Starting with the grace: this is a visual marvel. This presents a Paris of dreams. This finds a visual language to represent tastes and smells. Merely as an object of beauty, this is without precedent in Pixar's prior films. It's a ravishingly beautiful movie. Victor Haboush, a veteran old-school Disney animator called this the best animated film since Pinocchio and I can see his point. It certainly has the same kind of technical perfection. All well and good. It's the lunatic invention that really sells it, though. The sequence at the end where Remy has to enlist his colony to prepare the meal for Anton Ego is second only to the door chase in Monsters, Inc. for sheer chutzpah. It's worthy of the silent comedians and has pitch perfect comedic beats. You can see some of the history of animation in this sequence, too, because it resembles some of those shorts from the 1930s in which the frame is filled with partying animated characters. Better still, it doesn't just rely on the visuals for its comedy. The scenes where Chef Skinner completely loses it are comedy gold, reminiscent of Herbert Lom's long descent into madness in the Pink Panther movies.

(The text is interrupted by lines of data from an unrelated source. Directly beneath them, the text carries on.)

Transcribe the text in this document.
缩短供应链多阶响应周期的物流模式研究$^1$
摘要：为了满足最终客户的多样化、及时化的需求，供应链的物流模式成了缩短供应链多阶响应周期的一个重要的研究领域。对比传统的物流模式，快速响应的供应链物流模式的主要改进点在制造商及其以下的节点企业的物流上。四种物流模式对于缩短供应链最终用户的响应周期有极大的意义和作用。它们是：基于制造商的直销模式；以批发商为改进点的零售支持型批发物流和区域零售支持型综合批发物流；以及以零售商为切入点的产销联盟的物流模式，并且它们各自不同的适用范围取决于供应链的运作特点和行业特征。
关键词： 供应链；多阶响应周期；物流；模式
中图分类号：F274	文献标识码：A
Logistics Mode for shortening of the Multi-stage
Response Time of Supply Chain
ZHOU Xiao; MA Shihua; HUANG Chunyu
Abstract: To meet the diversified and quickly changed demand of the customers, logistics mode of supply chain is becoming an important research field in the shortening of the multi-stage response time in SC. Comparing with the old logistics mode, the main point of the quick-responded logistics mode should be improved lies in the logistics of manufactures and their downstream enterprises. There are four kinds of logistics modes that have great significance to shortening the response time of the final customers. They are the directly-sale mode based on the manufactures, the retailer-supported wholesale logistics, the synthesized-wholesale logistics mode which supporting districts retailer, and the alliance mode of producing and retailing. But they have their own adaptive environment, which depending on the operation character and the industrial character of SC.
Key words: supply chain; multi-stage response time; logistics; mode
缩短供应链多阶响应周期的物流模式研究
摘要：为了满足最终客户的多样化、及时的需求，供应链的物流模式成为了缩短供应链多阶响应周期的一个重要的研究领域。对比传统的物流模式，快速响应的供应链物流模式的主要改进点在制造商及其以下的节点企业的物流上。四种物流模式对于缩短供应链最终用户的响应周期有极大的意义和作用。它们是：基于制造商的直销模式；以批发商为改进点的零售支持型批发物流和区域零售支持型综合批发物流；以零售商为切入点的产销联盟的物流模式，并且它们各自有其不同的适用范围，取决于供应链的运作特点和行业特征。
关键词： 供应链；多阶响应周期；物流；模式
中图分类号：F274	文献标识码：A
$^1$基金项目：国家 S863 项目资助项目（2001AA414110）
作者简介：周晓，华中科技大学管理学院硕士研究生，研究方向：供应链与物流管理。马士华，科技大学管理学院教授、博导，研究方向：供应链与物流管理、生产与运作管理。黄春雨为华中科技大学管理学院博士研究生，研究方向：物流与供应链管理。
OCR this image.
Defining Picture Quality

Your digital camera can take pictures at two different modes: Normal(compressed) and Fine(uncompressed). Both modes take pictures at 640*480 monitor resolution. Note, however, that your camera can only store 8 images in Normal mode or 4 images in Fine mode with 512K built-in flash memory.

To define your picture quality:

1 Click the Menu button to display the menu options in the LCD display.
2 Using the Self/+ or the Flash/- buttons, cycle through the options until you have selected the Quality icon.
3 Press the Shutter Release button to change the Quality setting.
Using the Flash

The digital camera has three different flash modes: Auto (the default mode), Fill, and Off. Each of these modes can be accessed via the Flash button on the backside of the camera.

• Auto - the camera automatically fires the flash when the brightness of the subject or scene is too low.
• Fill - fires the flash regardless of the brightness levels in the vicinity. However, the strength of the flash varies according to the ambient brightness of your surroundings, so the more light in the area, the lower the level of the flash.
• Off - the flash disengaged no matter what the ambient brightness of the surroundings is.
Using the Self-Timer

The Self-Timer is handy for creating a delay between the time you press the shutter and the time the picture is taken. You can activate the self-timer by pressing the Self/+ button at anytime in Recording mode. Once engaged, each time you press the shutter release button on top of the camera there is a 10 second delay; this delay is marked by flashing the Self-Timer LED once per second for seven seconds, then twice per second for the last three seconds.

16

Ratatouille is a surprisingly adult movie, too. Certainly, the romance between Linguini and his fellow chef, Collette, is handled in a more mature manner than one expects in an animated feature, while the details of Linguini's parentage are unheard of in any animated film Disney has ever made. Certainly, the repeated references to French cinema further influences the film in this direction. Most telling, though, is Anton Ego's explication of the role of the critic. This is NOT the kind of thing one targets at children, but it's certainly the kind of meta-element designed for cinephiles:

"In many ways, the work of a critic is easy. We risk very little yet enjoy a position over those who offer up their work and their selves to our judgment. We thrive on negative criticism, which is fun to write and to read. But the bitter truth we critics must face, is that in the grand scheme of things, the average piece of junk is probably more meaningful than our criticism designating it so. But there are times when a critic truly risks something, and that is in the discovery and defense of the new. The world is often unkind to new talent, new creations, the new needs friends."
As someone who often questions her need to write criticism of the things she sees, this is a manifesto.



Ego is an interesting character. This is a man who has an office shaped like a coffin, and a file for his reviews that is, almost literally, a morgue. One expects him to be the villain of the piece, alongside the philistine Skinner, but lo and behold, we see Ego change in the face of art. This scene is a vindication of the transformative power of the aesthetic experience and it's kind of thrilling. I should mention Peter O'Toole's voice work here, because it's menacing and droll at the outset, and turns gentle and wise in the end.



Finally, I'm a foodie at heart. I love to cook. Apart from everything else, Ratatouille is a love letter to the art of cooking and to the joys of food. That speaks to me in a deep and satisfying way. It's a kind of synesthesia that is simply beyond the grasp of most animated movies, and most movies in general. Again, Ego gets the last word when he declares "I don't LIKE food, I LOVE it. If I don't LOVE it, I don't SWALLOW it!" A man after my own heart.





4 comments:

Jaye Schmus said...

I gave this movie a pass in theaters and on DVD. I suppose I shall have to give it a go now. Thank you for trying to broaden my movie horizons.

Toxaemia said...

I loved this film! I also really enjoyed your review of it :)

It still kind of bums me out that old school animation has taken a back seat to computer animated features.

Jenn said...

Haven't seen it, but now I want to! We are food obsessed around the Cavalcade, Sam being a chef and all. I'm cooking tandoori chicken as we speak.

Great post.

dr.morbius said...

@Jaye: This is a movie that was built for the big screen--I mean, look at how wide my screen caps are--so it's a shame that you missed it there. But seek it out. It's fun.

@Toxaemia: Yeah. I love old school animation, too. Computer animation is fine, but it doesn't have that hand-made quality. Traditional animation is still out there, though. Are you planning to see The Illusionist?

@Jenn: Oooh. Tandoori chicken! Drool, drool!